Subject:  fifth roots
Question:  Find all fifth roots of 32i and express in rcis.  Pick one of them and express in a + bi form.  I am studying complex numbers in polar form.  I do not even know where to start with this question.
........................................
Hi, Melissa,

There are three parts:

1. Convert 32i  INTO r-cis form.  Write the FIVE alternative forms.
2. Apply deMoivre's theorem to each, using the z^(1/5) rule.
3. Convert them (well, only one) BACK to  a + bi form.
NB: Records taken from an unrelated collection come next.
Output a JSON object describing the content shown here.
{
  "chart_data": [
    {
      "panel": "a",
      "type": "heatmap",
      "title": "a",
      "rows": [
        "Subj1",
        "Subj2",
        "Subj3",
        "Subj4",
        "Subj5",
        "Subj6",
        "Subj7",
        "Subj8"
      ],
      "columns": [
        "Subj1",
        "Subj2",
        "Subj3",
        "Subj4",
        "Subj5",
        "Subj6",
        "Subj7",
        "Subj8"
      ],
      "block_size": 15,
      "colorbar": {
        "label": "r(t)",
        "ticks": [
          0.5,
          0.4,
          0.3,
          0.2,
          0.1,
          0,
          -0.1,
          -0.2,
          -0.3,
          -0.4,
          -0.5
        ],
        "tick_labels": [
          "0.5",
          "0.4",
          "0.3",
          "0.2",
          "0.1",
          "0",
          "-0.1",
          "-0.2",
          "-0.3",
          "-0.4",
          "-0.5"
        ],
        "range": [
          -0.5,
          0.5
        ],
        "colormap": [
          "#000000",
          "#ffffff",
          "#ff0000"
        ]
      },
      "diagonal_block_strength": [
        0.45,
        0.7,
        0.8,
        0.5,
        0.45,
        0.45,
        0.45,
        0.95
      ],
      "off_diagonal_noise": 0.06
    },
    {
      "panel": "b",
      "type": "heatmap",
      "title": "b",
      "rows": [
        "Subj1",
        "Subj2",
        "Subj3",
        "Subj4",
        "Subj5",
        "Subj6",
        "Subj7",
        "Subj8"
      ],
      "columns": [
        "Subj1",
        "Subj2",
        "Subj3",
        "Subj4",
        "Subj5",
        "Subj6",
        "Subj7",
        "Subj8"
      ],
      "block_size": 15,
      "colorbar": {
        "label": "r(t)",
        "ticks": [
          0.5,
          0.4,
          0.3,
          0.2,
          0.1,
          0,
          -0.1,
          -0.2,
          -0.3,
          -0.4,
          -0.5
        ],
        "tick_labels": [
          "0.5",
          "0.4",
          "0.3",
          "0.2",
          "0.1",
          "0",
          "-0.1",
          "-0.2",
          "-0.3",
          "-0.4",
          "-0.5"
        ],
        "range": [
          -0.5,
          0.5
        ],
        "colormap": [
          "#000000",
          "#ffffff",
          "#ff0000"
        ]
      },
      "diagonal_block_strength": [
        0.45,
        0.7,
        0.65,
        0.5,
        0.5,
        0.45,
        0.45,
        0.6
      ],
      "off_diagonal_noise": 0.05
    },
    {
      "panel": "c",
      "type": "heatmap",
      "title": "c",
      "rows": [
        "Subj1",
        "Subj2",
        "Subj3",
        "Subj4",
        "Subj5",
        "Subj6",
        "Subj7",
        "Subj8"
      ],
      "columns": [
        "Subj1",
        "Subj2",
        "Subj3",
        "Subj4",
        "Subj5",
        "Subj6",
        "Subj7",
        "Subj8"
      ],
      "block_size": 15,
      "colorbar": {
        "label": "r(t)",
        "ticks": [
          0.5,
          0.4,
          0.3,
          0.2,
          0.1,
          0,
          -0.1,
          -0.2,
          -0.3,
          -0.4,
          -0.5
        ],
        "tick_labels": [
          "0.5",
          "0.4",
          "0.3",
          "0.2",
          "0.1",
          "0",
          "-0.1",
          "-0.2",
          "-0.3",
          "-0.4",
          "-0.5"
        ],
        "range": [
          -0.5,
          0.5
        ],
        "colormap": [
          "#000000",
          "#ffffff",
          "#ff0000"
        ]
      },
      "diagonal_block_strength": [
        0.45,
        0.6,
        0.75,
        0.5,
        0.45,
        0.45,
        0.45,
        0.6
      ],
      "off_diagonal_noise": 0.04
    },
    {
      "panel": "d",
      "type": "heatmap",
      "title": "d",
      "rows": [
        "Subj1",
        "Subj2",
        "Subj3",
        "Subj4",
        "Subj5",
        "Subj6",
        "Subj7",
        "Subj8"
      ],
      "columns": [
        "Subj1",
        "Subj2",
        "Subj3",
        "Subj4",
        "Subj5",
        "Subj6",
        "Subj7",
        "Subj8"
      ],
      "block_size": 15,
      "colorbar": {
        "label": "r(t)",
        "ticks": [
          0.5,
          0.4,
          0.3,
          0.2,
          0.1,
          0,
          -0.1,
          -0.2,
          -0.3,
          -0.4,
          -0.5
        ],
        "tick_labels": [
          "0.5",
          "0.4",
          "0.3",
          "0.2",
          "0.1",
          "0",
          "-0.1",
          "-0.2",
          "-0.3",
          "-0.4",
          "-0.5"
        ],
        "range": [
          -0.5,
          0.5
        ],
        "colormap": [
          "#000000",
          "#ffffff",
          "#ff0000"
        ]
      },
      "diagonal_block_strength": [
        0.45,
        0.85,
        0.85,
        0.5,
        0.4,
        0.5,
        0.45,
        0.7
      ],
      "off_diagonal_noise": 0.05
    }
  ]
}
You may, alas, have to use all that fine trigonometry you learned last year.

1. Draw the diagram:

        |
    32i +
        |
        |
        |
        |
---------+-----------
        |
        |

Your distance is 32 = r and your polar angle is  pi/2.  (yes it's 90 degrees, but degrees are for children)

You will do:

32i = 32 cis (pi/2 + 0 pi)
32i = 32 cis (pi/2 + 2 pi)
32i = 32 cis (pi/2 + 4 pi)
32i = 32 cis (pi/2 + 6 pi)
32i = 32 cis (pi/2 + 8 pi)

32i = 32 cis ( pi/2)
32i = 32 cis (5pi/2)
32i = 32 cis (9pi/2)
32i = 32 cis (13pi/2)
32i = 32 cis (17pi/2)


2. Now you will 'root' each of those:  The 5th root of 32 is 2, so that will be your new r.

You will take 1/5 of each polar angle;

fifth root of 32i = 2 cis (pi/10)
fifth root of 32i = 2 cis (5pi/10)
fifth root of 32i = 2 cis (9pi/10)
fifth root of 32i = 2 cis (13pi/10)
fifth root of 32i = 2 cis (17pi/10)

3. You will now convert them all (not really all) back to rectangular (a + bi) form. Since you only have to do one,  I will pick the second:

fifth root of 32i = 2 cis (5pi/10)
fifth root of 32i = 2 cis (pi/2)
= 2 (cos pi/2 + i sin pi/2)

= 2 (0     + i (1))

= 0 + 2i

You can easily check that  (2i)^5 = 32i.